- Shahbazpur Location in Punjab, India Shahbazpur Shahbazpur (India)
- Coordinates: 30°56′54″N 76°12′51″E﻿ / ﻿30.9484398°N 76.2140453°E
- Country: India
- State: Punjab
- District: Shaheed Bhagat Singh Nagar

Government
- • Type: Panchayat raj
- • Body: Gram panchayat

Population (2011)
- • Total: 987
- Sex ratio 487/500 ♂/♀

Languages
- • Official: Punjabi
- Time zone: UTC+5:30 (IST)
- PIN: 144517
- ISO 3166 code: IN-PB
- Post office: Kot Ranjha (B.O)
- Website: nawanshahr.nic.in

= Shahbazpur, SBS Nagar =

Shahbazpur is a village in Shaheed Bhagat Singh Nagar district of Punjab State, India. It is located 24 km away from branch post office Kot Ranjha, 29 km from Nawanshahr, 30 km from district headquarter Shaheed Bhagat Singh Nagar and 78 km from state capital Chandigarh. The village is administrated by Sarpanch an elected representative of the village.

== Demography ==
As of 2011, Shahbazpur has a total number of 194 houses and population of 987 of which 487 include are males while 500 are females according to the report published by Census India in 2011. The literacy rate of Shahbazpur is 75.56% lower than the state average of 75.84%. The population of children under the age of 6 years is 95 which is 9.63% of total population of Shahbazpur, and child sex ratio is approximately 827 as compared to Punjab state average of 846.

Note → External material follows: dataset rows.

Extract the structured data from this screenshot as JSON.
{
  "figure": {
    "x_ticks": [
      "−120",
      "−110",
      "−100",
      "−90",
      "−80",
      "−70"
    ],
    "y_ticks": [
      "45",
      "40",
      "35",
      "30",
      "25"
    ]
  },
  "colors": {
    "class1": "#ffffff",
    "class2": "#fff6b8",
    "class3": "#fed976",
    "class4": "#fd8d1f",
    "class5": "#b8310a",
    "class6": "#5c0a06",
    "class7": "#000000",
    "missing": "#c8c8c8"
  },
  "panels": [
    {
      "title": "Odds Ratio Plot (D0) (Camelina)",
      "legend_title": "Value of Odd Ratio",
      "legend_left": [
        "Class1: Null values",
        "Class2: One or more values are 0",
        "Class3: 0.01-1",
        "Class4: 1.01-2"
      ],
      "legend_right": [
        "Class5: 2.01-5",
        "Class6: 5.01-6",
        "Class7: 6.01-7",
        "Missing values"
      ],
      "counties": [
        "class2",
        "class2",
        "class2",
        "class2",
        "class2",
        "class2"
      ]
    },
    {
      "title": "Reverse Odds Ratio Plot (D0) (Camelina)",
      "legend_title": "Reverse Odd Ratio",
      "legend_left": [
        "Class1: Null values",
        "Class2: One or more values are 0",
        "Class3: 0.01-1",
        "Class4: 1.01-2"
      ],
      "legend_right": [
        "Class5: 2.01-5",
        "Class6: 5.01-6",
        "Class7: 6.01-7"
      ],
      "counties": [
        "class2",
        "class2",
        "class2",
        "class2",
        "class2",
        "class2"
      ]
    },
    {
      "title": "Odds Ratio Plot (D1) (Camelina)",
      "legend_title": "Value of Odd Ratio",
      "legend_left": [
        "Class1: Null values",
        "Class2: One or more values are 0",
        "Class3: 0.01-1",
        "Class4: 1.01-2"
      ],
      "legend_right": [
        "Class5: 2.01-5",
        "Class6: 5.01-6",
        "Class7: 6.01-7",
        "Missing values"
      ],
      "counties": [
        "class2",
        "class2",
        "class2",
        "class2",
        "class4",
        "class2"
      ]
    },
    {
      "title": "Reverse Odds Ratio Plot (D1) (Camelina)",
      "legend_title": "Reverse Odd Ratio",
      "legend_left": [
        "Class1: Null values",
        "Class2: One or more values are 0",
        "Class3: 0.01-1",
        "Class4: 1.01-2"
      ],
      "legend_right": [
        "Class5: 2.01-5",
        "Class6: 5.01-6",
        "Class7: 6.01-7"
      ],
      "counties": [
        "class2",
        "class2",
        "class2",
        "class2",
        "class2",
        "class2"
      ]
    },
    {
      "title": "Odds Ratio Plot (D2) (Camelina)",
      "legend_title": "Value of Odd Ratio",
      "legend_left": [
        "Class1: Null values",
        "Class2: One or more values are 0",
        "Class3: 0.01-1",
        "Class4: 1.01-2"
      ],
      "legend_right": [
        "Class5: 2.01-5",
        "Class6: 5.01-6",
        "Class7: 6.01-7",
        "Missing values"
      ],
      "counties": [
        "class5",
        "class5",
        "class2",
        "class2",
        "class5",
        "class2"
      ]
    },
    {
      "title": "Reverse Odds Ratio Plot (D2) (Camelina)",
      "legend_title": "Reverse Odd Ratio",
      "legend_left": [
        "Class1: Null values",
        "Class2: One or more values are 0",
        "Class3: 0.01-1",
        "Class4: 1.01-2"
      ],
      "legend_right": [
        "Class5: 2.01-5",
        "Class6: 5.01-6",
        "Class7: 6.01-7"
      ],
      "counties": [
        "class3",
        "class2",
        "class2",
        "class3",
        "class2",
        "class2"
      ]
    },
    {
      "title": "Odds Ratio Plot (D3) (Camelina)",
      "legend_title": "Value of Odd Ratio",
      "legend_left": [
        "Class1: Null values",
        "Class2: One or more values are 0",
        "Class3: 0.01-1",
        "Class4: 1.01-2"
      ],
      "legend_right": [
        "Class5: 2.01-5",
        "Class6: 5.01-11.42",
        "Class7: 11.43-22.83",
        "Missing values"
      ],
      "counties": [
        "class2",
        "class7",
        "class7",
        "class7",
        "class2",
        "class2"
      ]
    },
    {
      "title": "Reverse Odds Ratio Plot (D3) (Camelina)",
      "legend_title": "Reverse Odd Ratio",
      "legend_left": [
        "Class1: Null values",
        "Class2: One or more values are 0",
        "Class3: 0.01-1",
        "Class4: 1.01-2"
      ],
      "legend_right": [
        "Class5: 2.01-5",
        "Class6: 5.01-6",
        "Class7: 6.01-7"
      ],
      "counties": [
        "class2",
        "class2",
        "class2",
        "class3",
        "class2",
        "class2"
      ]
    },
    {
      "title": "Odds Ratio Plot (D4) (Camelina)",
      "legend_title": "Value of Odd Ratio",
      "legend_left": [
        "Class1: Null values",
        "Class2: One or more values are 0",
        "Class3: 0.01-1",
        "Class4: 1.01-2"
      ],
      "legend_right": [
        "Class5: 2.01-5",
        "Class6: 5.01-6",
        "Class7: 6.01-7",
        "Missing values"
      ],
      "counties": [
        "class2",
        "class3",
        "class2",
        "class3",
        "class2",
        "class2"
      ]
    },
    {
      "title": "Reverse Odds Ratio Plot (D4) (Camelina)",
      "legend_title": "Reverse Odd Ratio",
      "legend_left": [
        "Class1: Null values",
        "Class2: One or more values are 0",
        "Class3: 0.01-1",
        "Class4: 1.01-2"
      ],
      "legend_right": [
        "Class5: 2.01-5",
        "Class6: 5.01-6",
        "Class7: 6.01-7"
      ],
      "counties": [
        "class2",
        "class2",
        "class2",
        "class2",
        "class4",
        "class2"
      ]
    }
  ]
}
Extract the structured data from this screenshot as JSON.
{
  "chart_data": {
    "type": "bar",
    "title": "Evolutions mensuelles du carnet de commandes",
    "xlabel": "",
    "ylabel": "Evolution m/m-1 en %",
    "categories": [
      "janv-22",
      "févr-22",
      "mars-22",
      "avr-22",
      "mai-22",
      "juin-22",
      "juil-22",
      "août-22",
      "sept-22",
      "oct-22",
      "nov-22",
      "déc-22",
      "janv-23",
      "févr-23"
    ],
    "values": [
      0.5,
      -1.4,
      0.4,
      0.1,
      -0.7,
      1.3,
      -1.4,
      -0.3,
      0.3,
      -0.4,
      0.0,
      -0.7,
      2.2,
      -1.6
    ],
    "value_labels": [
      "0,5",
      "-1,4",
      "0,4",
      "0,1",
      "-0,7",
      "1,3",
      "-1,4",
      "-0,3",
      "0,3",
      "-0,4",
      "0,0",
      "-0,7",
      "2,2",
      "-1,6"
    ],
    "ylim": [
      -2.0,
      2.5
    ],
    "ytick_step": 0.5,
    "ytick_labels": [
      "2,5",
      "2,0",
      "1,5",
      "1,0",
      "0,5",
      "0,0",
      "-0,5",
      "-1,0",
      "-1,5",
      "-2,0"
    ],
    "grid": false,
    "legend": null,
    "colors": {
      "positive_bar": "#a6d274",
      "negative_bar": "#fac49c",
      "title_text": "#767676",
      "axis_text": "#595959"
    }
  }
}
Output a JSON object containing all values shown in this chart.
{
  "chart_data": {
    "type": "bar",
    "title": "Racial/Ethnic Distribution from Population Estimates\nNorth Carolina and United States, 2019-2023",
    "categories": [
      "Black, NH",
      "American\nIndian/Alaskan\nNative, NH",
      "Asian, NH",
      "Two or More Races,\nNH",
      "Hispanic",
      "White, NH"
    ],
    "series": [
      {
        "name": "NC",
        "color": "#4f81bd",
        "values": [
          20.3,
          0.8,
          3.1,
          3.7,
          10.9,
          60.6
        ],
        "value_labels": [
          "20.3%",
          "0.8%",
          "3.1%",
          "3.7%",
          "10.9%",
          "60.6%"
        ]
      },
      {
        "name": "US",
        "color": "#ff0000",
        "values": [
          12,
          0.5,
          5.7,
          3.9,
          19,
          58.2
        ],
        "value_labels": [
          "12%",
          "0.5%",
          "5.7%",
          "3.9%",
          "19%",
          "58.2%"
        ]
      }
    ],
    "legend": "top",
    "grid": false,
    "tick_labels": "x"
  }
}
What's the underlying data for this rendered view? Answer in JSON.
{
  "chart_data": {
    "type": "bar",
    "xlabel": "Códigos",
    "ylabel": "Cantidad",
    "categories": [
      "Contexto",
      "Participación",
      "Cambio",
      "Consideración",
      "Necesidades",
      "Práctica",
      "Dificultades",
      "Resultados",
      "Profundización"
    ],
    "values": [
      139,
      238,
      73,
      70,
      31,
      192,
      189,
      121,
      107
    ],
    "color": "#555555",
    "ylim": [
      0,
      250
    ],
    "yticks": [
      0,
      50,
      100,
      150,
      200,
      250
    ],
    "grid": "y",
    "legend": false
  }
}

Most of the people are from Schedule Caste which constitutes 43.36% of total population in Shahbazpur. The town does not have any Schedule Tribe population so far.

As per the report published by Census India in 2011, 266 people were engaged in work activities out of the total population of Shahbazpur which includes 239 males and 27 females. According to census survey report 2011, 94.74% workers describe their work as main work and 5.26% workers are involved in Marginal activity providing livelihood for less than 6 months.

== Education ==
The village has no school and children either travel or walk to other villages for schooling often covering between 8–10 km. KC Engineering College and Doaba Khalsa Trust Group Of Institutions are the nearest colleges. Industrial Training Institute for women (ITI Nawanshahr) is 30 km. The village is 54 km away from Chandigarh University, 40 km from Indian Institute of Technology and 72 km away from Lovely Professional University.

List of schools nearby
- Govt Upper Primary with Secondary School, Kot Ranjha
- Govt Upper Primary with Secondary/Higher Secondary School, Jadla
- Govt Primary School, Chhokran
- Govt Primary School, Ranewal

== Transport ==
Nawanshahr train station is the nearest train station however, Garhshankar Junction railway station is 40 km away from the village. Sahnewal Airport is the nearest domestic airport which located 35 km away in Ludhiana and the nearest international airport is located in Chandigarh also Sri Guru Ram Dass Jee International Airport is the second nearest airport which is 182 km away in Amritsar.